Prospective buyers take a tour during an open house at a home in Los Angeles, California, United States, Sunday, July 13, 2025.
Eric Thayer | Bloomberg | Getty Images
Overall, demand for mortgages weakened further last week, even as interest rates fell slightly. However, those still in the market are increasingly turning to variable rate loans to get the lowest interest rate possible.
Total mortgage application volume fell 4.7% last week from the previous week, according to the Mortgage Bankers Association’s seasonally adjusted index.
The average contract interest rate for 30-year fixed-rate mortgages with conforming loan balances of $806,500 or less decreased to 6.43% from 6.46%, with points falling from 0.61 to 0.60, including origination fees, for loans with a 20% down payment. The rate was only 7 basis points lower the same week a year ago.
Requests for refinancing a home loan, which had increased sharply in mid-September then declined two weeks ago, fell again last week, down 8%. Refinancing demand is still 18% higher than it was the same week a year ago.
“With mortgage rates on fixed-rate loans changing little last week, refinance application activity generally declined, with the exception of a slight increase for FHA refinance applications,” said Mike Fratantoni, MBA senior vice president and chief economist.
Mortgage applications to buy a home fell 1% over the week and rose 14% year over year.

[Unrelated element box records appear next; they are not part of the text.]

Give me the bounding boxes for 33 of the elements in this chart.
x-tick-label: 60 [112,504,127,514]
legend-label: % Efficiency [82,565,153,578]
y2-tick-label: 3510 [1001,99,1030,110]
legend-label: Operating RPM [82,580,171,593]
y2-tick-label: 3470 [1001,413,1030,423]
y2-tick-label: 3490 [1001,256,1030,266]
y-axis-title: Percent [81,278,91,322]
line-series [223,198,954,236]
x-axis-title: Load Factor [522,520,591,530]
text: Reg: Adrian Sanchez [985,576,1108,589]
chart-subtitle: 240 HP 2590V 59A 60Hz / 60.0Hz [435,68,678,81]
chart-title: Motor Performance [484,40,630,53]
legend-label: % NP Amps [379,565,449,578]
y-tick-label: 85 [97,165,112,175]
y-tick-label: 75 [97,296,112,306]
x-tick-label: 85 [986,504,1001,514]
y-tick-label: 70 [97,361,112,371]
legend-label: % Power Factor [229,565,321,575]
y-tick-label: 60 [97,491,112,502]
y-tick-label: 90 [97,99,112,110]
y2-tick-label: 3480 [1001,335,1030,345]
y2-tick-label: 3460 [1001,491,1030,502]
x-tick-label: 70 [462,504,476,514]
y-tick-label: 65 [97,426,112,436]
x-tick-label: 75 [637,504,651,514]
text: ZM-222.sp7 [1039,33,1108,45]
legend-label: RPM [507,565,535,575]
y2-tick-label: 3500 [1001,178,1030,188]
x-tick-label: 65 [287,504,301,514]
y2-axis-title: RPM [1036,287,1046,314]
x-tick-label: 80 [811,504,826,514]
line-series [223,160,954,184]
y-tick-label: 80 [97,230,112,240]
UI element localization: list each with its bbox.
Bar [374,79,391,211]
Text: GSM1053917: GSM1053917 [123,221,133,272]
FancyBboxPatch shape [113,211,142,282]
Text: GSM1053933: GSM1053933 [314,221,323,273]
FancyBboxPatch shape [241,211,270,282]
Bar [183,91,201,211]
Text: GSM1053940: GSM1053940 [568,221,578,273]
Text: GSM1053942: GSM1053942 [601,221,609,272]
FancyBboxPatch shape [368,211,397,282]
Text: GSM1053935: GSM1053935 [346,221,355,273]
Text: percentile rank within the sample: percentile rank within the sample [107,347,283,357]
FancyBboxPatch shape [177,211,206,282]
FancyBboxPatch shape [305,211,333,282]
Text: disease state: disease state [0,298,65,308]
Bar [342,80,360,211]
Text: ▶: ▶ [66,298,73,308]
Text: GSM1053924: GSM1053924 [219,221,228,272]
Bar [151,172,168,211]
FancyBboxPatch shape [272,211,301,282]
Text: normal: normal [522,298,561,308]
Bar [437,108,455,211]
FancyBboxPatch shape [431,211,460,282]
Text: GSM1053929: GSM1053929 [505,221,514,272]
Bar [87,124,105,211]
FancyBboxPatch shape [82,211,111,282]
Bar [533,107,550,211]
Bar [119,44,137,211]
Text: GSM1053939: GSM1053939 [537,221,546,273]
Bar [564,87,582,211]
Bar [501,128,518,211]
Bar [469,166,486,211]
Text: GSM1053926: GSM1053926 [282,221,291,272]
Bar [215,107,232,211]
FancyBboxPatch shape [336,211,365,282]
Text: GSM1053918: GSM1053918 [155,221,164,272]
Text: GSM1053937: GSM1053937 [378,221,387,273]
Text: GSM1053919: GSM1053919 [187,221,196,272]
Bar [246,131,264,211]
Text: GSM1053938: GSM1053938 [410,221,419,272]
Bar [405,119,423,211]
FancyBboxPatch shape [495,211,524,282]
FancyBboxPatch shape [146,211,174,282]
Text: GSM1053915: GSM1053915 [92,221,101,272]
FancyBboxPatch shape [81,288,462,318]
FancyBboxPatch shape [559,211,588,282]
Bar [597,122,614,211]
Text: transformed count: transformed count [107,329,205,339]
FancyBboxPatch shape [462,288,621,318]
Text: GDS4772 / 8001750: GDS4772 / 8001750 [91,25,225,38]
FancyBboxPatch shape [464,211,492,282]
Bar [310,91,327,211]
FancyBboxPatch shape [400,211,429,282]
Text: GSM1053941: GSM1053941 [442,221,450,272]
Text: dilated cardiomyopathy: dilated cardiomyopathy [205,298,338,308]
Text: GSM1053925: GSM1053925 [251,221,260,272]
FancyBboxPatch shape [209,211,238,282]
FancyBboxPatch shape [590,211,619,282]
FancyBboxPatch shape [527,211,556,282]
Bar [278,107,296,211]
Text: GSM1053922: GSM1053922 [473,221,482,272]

Buying demand hasn’t changed much in recent months as potential buyers face high prices and growing uncertainty in the economy. While the supply of homes for sale is higher than it was a year ago, more sellers are delisting their properties or choosing to wait before listing them.
For those purchasing or refinancing, slightly riskier adjustable-rate mortgages are gaining popularity because they offer lower interest rates. ARM rate terms can be fixed for up to 10 years, but the loans are considered riskier because they can adjust higher based on market conditions when the fixed term expires.
“The ARM share increased to 9.5 percent last week, up from 8.4 percent the week before. Our survey shows that 5/1 ARM rates are on average nearly a percentage point below 30-year fixed rates, and this gap is leading more homebuyers and refinancers to consider ARMs,” Fratantoni said.
Mortgage rates didn’t do much early this week as the lack of government data on the economy due to the shutdown kept bond markets relatively calm.